Installation Guide

This guide covers two installation paths: the recommended Docker-based setup and the native Python setup for development.


Prerequisites

  • Docker >= 24.0 and Docker Compose >= 2.20

  • NVIDIA GPU with CUDA 12.6 support (required for inference)

  • NVIDIA Container Toolkit installed on the host

  • Git and Git LFS

  • At least 16 GB GPU VRAM and 32 GB system RAM recommended


Step 1 — Clone the Repository

git clone https://github.com/your-org/MLOps-Project-ME22B214.git
cd MLOps-Project-ME22B214
git lfs pull          # Downloads pre-trained model weights

Step 2 — Download the Dataset

kaggle competitions download -c image-matching-challenge-2025
unzip image-matching-challenge-2025.zip -d data/
mv data/image-matching-challenge-2025/* data/
rm -r data/image-matching-challenge-2025

The data/ directory should now contain train/, test/, train_labels.csv, and train_thresholds.csv.
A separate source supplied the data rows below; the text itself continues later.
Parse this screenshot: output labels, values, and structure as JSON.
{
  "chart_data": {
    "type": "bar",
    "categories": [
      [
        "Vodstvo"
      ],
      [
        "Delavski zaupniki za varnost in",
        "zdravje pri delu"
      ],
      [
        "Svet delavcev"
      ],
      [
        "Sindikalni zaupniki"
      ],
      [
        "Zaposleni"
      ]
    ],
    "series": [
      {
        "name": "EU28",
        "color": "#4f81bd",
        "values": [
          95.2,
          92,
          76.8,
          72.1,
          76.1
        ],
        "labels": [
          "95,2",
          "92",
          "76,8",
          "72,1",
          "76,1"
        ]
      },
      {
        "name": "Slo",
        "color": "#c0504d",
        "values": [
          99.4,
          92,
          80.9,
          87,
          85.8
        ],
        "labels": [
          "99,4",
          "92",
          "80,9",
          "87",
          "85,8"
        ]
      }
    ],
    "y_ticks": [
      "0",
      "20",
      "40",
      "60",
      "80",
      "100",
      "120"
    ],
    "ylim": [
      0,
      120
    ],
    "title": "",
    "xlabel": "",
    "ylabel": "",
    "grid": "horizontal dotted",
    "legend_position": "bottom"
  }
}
Native Python Setup (Developer Mode)

Use this path if you need to develop or debug outside Docker.

Step 3a — Build ASMK

cd extra/
git clone https://github.com/jenicek/asmk
cd asmk/cython/
cythonize *.pyx
cd ..
python -m build --no-isolation
pip install dist/*.whl
cd ../../

Step 3b — Build CroCo / DUSt3R Kernels

DUSt3R relies on RoPE positional embeddings, which require compiled CUDA kernels:

cd extra/
git clone https://github.com/naver/croco.git
cd croco/models/curope/
python -m build --no-isolation
pip install dist/*.whl
cd ../../

Step 3c — Build Remaining Packages

Build any additional packages in bundle/oss/ as .whl files using python -m build --no-isolation in their respective directories, then move the compiled .whl files to bundle/oss/.

Step 3d — Create the Python Virtual Environment

pip install uv
uv venv
source .venv/bin/activate
uv pip install -e .
export LD_LIBRARY_PATH=.venv/lib/python3.11/site-packages/torch/lib:$LD_LIBRARY_PATH

The project requires Python 3.11 exactly (requires-python = "==3.11.*").


Pre-trained Model Weights

Model weights are stored under extra/pretrained_models/ via Git LFS. If you need to download them manually:

Model

Download URL

ALIKED aliked-n16.pth

https://github.com/Shiaoming/ALIKED/raw/main/models/aliked-n16.pth

ISC isc_ft_v107.pth.tar

https://github.com/lyakaap/ISC21-Descriptor-Track-1st/releases/download/v1.0.1/isc_ft_v107.pth.tar

MASt3R main weights

https://download.europe.naverlabs.com/ComputerVision/MASt3R/MASt3R_ViTLarge_BaseDecoder_512_catmlpdpt_metric.pth

MASt3R retrieval weights

https://download.europe.naverlabs.com/ComputerVision/MASt3R/MASt3R_ViTLarge_BaseDecoder_512_catmlpdpt_metric_retrieval_trainingfree.pth

MASt3R codebook

https://download.europe.naverlabs.com/ComputerVision/MASt3R/MASt3R_ViTLarge_BaseDecoder_512_catmlpdpt_metric_retrieval_codebook.pkl


Verifying the Installation

Once all services are running, verify the stack is healthy:

# API health check
curl http://localhost:8000/health

# GPU worker readiness
curl http://localhost:8000/ready

# Obtain a JWT token
curl -X POST http://localhost:8000/auth/token \
  -H "Content-Type: application/json" \
  -d '{"username": "admin", "password": "admin"}'

A successful /health response looks like:

{
  "status": "ok",
  "version": "2.0.0",
  "timestamp": 1714300000.0
}

Troubleshooting Installation

``ray-serve`` container exits immediately

Check that the NVIDIA Container Toolkit is installed and that docker run --gpus all nvidia/cuda:12.6.3-base-ubuntu22.04 nvidia-smi succeeds.

Port conflicts

If ports 8000, 5000, or 8080 are in use on your host, edit the ports: mappings in docker-compose.yaml before launching.

Airflow DB migration fails

Ensure postgres is healthy before running airflow-init: docker compose logs postgres.

Git LFS quota exceeded

Download model weights manually using the URLs above and place them under extra/pretrained_models/.